How does orientation-tuned normalization spread across the visual field?

Visuocortical responses are regulated by gain control mechanisms, giving rise to fundamental neural and perceptual phenomena such as surround suppression. Suppression strength, determined by the composition and relative properties of stimuli, controls the strength of neural responses in early visual cortex, and in turn, the subjective salience of the visual stimulus. Notably, suppression strength is modulated by feature similarity; for instance, responses to a center-surround stimulus in which the components are collinear to each other are weaker than when they are orthogonal. However, this feature-tuned aspect of normalization, and how it may affect the gain of responses, has been understudied. Here, we examine the contribution of the tuned component of suppression to contrast response modulations across the visual field. To do so, we used functional magnetic resonance imaging (fMRI) to measure contrast response functions (CRFs) in early visual cortex (areas V1-V3) in 10 observers while they viewed full-field center-surround gratings.

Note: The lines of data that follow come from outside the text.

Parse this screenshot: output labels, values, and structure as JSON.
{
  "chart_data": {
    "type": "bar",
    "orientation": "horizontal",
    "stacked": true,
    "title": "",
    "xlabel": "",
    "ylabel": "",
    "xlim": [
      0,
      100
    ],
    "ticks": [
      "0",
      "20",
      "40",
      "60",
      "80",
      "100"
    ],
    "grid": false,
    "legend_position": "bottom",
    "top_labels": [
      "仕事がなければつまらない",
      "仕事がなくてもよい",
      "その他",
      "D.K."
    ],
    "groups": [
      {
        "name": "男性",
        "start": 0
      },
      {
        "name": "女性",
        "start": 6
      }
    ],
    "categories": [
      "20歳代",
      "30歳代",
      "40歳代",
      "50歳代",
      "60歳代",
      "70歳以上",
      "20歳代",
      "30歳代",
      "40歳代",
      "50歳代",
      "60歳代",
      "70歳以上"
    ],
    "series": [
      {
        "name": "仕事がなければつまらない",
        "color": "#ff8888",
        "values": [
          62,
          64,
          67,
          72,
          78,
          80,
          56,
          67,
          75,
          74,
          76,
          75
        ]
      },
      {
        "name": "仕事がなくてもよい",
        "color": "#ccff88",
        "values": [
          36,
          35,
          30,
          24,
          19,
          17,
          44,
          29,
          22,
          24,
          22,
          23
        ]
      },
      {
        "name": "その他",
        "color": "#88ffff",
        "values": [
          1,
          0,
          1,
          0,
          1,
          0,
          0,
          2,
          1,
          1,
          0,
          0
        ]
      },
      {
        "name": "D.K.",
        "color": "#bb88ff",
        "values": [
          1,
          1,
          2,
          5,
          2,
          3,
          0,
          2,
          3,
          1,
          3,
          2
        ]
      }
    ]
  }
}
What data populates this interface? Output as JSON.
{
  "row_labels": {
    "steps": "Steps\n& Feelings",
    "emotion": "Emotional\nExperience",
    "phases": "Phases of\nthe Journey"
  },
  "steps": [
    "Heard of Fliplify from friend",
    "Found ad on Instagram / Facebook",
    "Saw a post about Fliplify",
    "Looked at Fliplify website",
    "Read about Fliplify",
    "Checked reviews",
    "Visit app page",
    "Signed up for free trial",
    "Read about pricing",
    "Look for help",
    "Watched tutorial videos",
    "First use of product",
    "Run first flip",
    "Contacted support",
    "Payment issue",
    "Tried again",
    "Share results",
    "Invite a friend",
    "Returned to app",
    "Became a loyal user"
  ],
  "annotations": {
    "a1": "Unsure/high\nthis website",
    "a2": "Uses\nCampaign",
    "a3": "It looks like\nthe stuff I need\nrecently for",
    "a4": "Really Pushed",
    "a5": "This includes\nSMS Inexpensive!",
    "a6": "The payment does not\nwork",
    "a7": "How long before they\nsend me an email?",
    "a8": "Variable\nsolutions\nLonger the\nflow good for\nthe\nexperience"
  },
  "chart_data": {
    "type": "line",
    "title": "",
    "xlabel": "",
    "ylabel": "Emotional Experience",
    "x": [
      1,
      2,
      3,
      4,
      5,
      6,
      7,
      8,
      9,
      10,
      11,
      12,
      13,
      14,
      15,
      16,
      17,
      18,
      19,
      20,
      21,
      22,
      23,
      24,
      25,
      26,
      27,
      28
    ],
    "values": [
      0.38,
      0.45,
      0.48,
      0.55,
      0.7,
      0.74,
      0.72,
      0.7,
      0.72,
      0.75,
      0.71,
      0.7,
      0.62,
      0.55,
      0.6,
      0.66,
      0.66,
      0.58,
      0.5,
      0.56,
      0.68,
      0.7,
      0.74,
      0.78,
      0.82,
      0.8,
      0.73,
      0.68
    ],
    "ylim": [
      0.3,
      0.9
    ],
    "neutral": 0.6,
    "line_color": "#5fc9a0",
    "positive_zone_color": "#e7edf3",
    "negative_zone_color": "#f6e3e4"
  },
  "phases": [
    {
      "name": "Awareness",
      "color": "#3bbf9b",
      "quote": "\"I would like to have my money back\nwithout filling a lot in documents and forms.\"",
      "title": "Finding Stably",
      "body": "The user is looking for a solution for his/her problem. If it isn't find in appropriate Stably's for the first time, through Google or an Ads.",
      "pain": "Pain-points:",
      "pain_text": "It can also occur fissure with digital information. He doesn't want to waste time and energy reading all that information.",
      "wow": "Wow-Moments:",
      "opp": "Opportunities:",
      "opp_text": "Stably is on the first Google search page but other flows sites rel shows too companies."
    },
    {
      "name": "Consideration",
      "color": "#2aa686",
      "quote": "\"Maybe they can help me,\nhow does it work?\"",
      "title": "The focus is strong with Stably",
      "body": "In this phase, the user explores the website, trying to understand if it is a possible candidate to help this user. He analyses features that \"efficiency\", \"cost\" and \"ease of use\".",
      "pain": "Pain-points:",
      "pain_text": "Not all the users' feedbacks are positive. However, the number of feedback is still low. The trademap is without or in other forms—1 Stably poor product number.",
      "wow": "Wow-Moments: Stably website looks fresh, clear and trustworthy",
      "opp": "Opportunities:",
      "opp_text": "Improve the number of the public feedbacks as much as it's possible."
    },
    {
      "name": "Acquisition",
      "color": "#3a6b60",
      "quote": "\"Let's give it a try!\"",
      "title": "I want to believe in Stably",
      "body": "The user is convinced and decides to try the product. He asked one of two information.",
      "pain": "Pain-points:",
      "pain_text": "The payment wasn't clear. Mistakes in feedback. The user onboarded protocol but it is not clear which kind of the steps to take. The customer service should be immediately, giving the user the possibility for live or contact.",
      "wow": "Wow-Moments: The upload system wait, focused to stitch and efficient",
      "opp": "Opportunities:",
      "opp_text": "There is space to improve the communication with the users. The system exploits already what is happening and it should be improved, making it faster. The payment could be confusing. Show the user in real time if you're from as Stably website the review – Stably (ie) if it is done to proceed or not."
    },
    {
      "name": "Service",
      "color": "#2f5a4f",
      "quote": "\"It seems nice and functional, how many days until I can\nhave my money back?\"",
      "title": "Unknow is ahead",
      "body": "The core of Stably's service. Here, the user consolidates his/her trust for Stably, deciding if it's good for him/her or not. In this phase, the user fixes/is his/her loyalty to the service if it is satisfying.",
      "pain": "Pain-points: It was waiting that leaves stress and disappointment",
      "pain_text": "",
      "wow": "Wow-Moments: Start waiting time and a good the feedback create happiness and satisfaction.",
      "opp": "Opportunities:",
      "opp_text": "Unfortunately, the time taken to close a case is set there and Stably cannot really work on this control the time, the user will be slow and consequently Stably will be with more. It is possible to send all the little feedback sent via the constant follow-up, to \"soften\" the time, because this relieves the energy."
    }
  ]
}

The center stimulus varied in contrast between 2.67% and 96% and was surrounded by a collinear or orthogonal surround at full contrast. We found substantially stronger suppression of responses when the surround was parallel to the center, manifesting as shifts in the population CRF. The magnitude of the CRF shift was strongly dependent on voxel spatial preference and seen primarily in voxels whose receptive field spatial preference corresponds to the area straddling the center-surround boundary in our display, with little-to-no modulation elsewhere. Visuocortical responses are underpinned by gain control mechanisms. In surround suppression, it has been shown that suppression strength is affected by the orientation similarity between the center and surround stimuli. In this study, we examine the impact of orientation-tuned suppression on population contrast responses in early visual cortex and its spread across the visual field. Results show stronger suppression in parallel stimulus configurations, with suppression largely isolated to voxels near the center-surround boundary.